Li Tianqi, Le Hieu Minh, Handoyo Renato, Pagliano Enea, Hu Yaxi
Department of Chemistry, Carleton University, 1125 Colonel By Drive, Ottawa, Ontario, K1S 5B6, Canada.
Department of Chemistry, Carleton University, 1125 Colonel By Drive, Ottawa, Ontario, K1S 5B6, Canada; Metrology Research Center, National Research Council Canada, 1200 Montreal Road, Ottawa, Ontario, K1A 0R6, Canada.
Talanta. 2025 Nov 1;294:128239. doi: 10.1016/j.talanta.2025.128239. Epub 2025 Apr 29.
The demand for plant-based milk alternatives (PBMA) has increased substantially, especially among consumers allergic and/or intolerant to animal dairy products and consumers attentive to environmental sustainability. Concurrent with market expansion and higher production costs, fraudulent activities involving PBMA are of great concern.

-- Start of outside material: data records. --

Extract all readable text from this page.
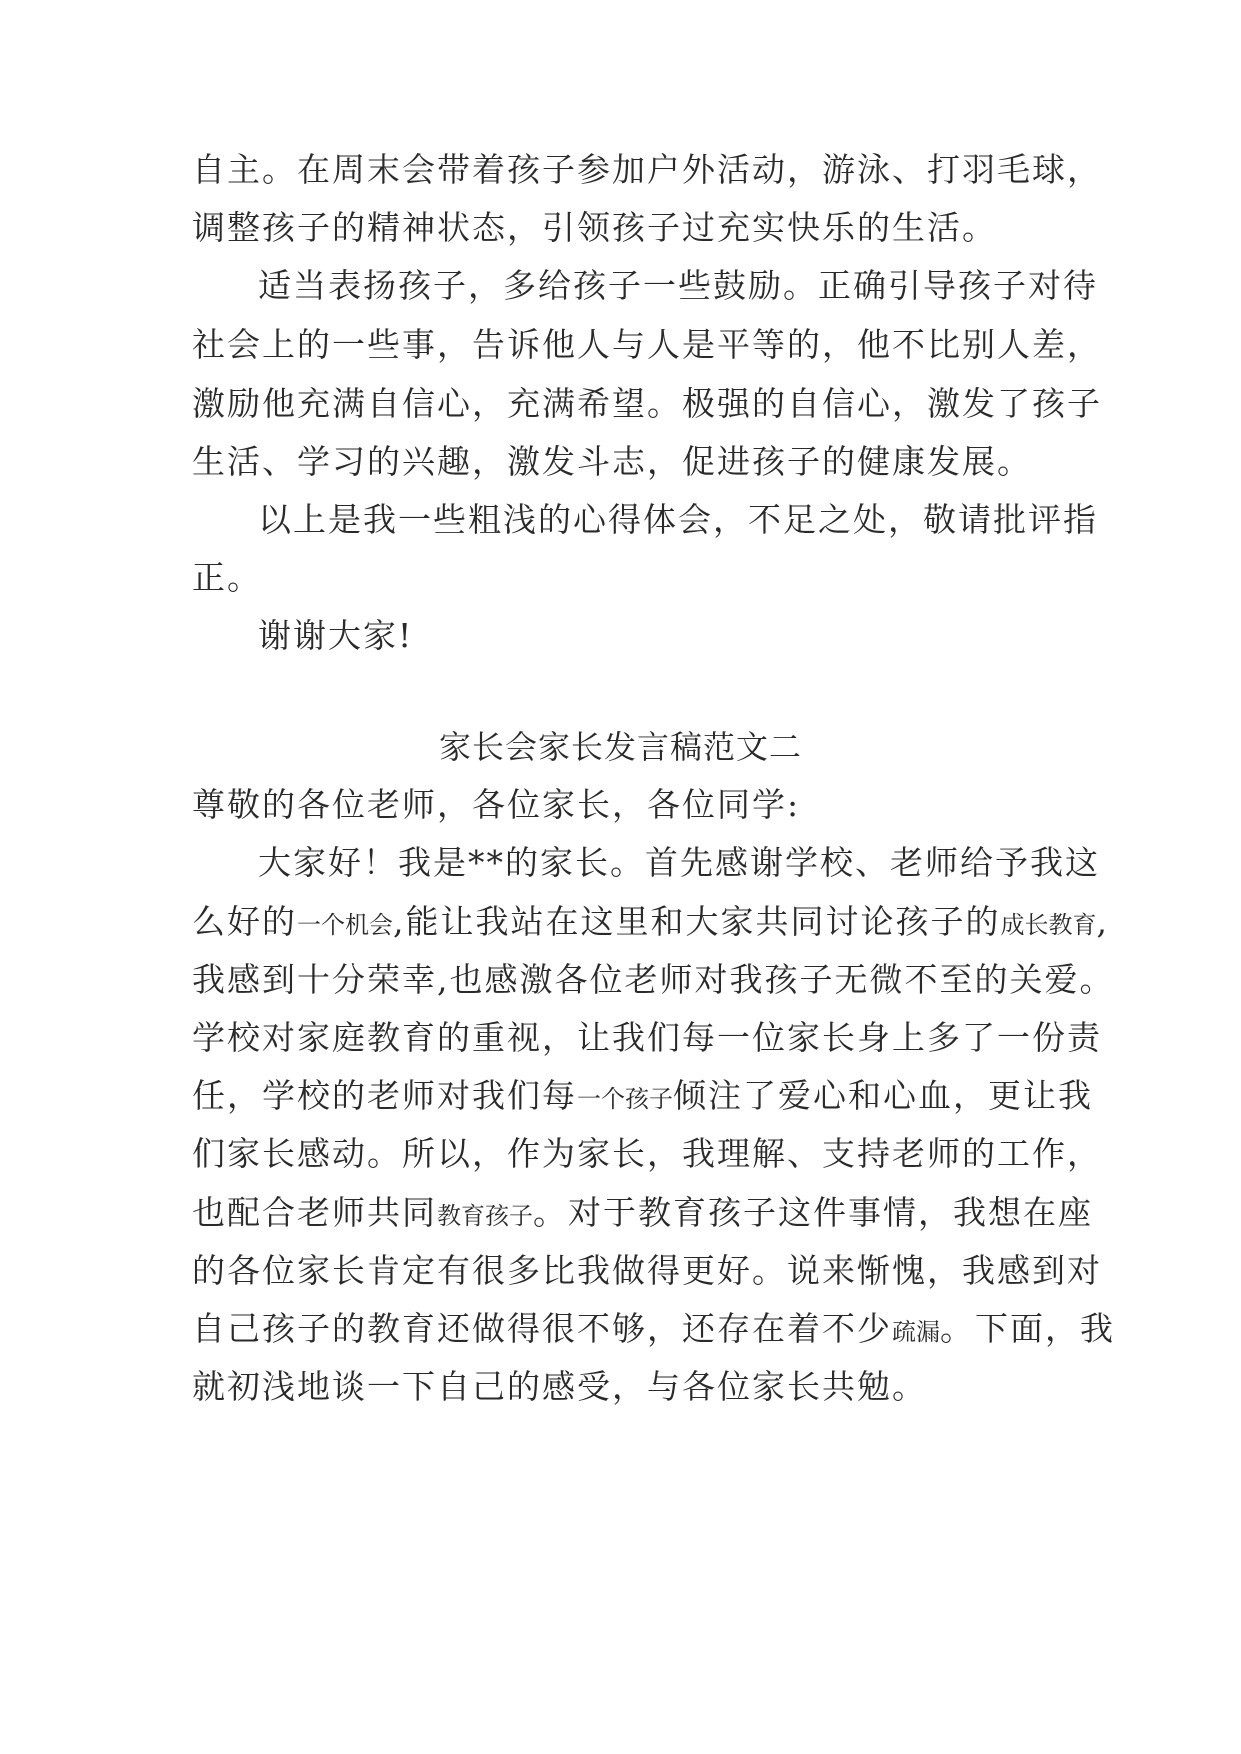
自主。在周末会带着孩子参加户外活动，游泳、打羽毛球，
调整孩子的精神状态，引领孩子过充实快乐的生活。
适当表扬孩子，多给孩子一些鼓励。正确引导孩子对待
社会上的一些事，告诉他人与人是平等的，他不比别人差，
激励他充满自信心，充满希望。极强的自信心，激发了孩子
生活、学习的兴趣，激发斗志，促进孩子的健康发展。
以上是我一些粗浅的心得体会，不足之处，敬请批评指
正。
谢谢大家!
家长会家长发言稿范文二
尊敬的各位老师，各位家长，各位同学:
大家好！我是**的家长。首先感谢学校、老师给予我这
么好的一个机会,能让我站在这里和大家共同讨论孩子的成长教育,
我感到十分荣幸,也感激各位老师对我孩子无微不至的关爱。
学校对家庭教育的重视，让我们每一位家长身上多了一份责
任，学校的老师对我们每一个孩子倾注了爱心和心血，更让我
们家长感动。所以，作为家长，我理解、支持老师的工作，
也配合老师共同教育孩子。对于教育孩子这件事情，我想在座
的各位家长肯定有很多比我做得更好。说来惭愧，我感到对
自己孩子的教育还做得很不够，还存在着不少疏漏。下面，我
就初浅地谈一下自己的感受，与各位家长共勉。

In order to validate authenticity of PBMA products, a headspace solid-phase microextraction gas chromatography mass spectrometry method (HS-SPME-GC-MS) was developed and optimized to differentiate 8 types of PBMA (i.e., almonds, cashews, hazelnuts, walnuts, oats, peanuts, pistachios, and macadamias) on the basis of their volatile metabolic profile (i.e., volatilome). A total of 80 samples (i.e., 10 replicates for each type of PBMA) were analyzed using HS-SPME-GC-MS and subjected to data preprocessing and classification model construction using machine learning algorithms. Approximately 143 volatile compounds were identified based on the MS-DIAL database (Version: 4.9.221218). Three machine learning algorithms were tested and among them, Support Vector Machine (SVM) achieved the best performance (100 % and 98.8 % accuracy for calibration and for cross-validation), followed by Random Forest (RF, 100 % and 94.3 %), and k-Nearest Neighbor (kNN, 98.8 % and 88.8 %). To further validate robustness, additional 32 samples (i.e., 4 biological replicates for each type of PBMA) were prepared, analyzed and identified with these models. SVM achieved an accuracy of 100 %, followed by RF (96.9 %) and kNN (90.6 %). RF yielded comparable accuracy with respect to SVM, but offered further information about features contributing substantially to classification. Hence, RF led to the identification of the top 30 most relevant volatile metabolites. A simplified RF model, constructed using only these 30 features, achieved a calibration accuracy of 100 %, cross-validation accuracy of 96.5 %, and validation accuracy of 96.9 %, indicating a great potential for these 30 metabolic features to be used as markers for (targeted) authentication. Harnessing the power of the non-targeted HS-SPME-GC-MS and machine learning, a highly accurate and reliable workflow for the authentication of PBMA was established. This method is reliable for the authentication of PBMA, ensures the integrity of the products, and can protect the health of consumers and the economy of this emerging area.
对植物基牛奶替代品(PBMA)的需求大幅增长,尤其是在对动物乳制品过敏和/或不耐受的消费者以及关注环境可持续性的消费者中。随着市场扩张和生产成本上升,涉及PBMA的欺诈活动备受关注。为了验证PBMA产品的真实性,开发并优化了一种顶空固相微萃取气相色谱 - 质谱法(HS-SPME-GC-MS),以根据其挥发性代谢谱(即挥发组)区分8种类型的PBMA(即杏仁、腰果、榛子、核桃、燕麦、花生、开心果和澳洲坚果)。使用HS-SPME-GC-MS分析了总共80个样品(即每种类型的PBMA有10个重复样品),并使用机器学习算法进行数据预处理和分类模型构建。基于MS-DIAL数据库(版本:4.9.221218)鉴定出约143种挥发性化合物。测试了三种机器学习算法,其中支持向量机(SVM)表现最佳(校准和交叉验证的准确率分别为100%和98.8%),其次是随机森林(RF,100%和94.3%),以及k近邻(kNN,98.8%和88.8%)。为了进一步验证稳健性,又制备了另外32个样品(即每种类型的PBMA有4个生物学重复样品),并用这些模型进行分析和鉴定。SVM的准确率为100%,其次是RF(96.9%)和kNN(90.6%)。RF与SVM的准确率相当,但提供了对分类有重大贡献的特征的更多信息。因此,RF导致鉴定出前30种最相关的挥发性代谢物。仅使用这30个特征构建的简化RF模型,校准准确率为100%,交叉验证准确率为96.5%,验证准确率为96.9%,表明这30种代谢特征作为(靶向)鉴定标记具有很大潜力。利用非靶向HS-SPME-GC-MS和机器学习的力量,建立了一种用于PBMA鉴定的高度准确和可靠的工作流程。该方法对PBMA的鉴定可靠,确保了产品的完整性,并能保护消费者健康和这个新兴领域的经济。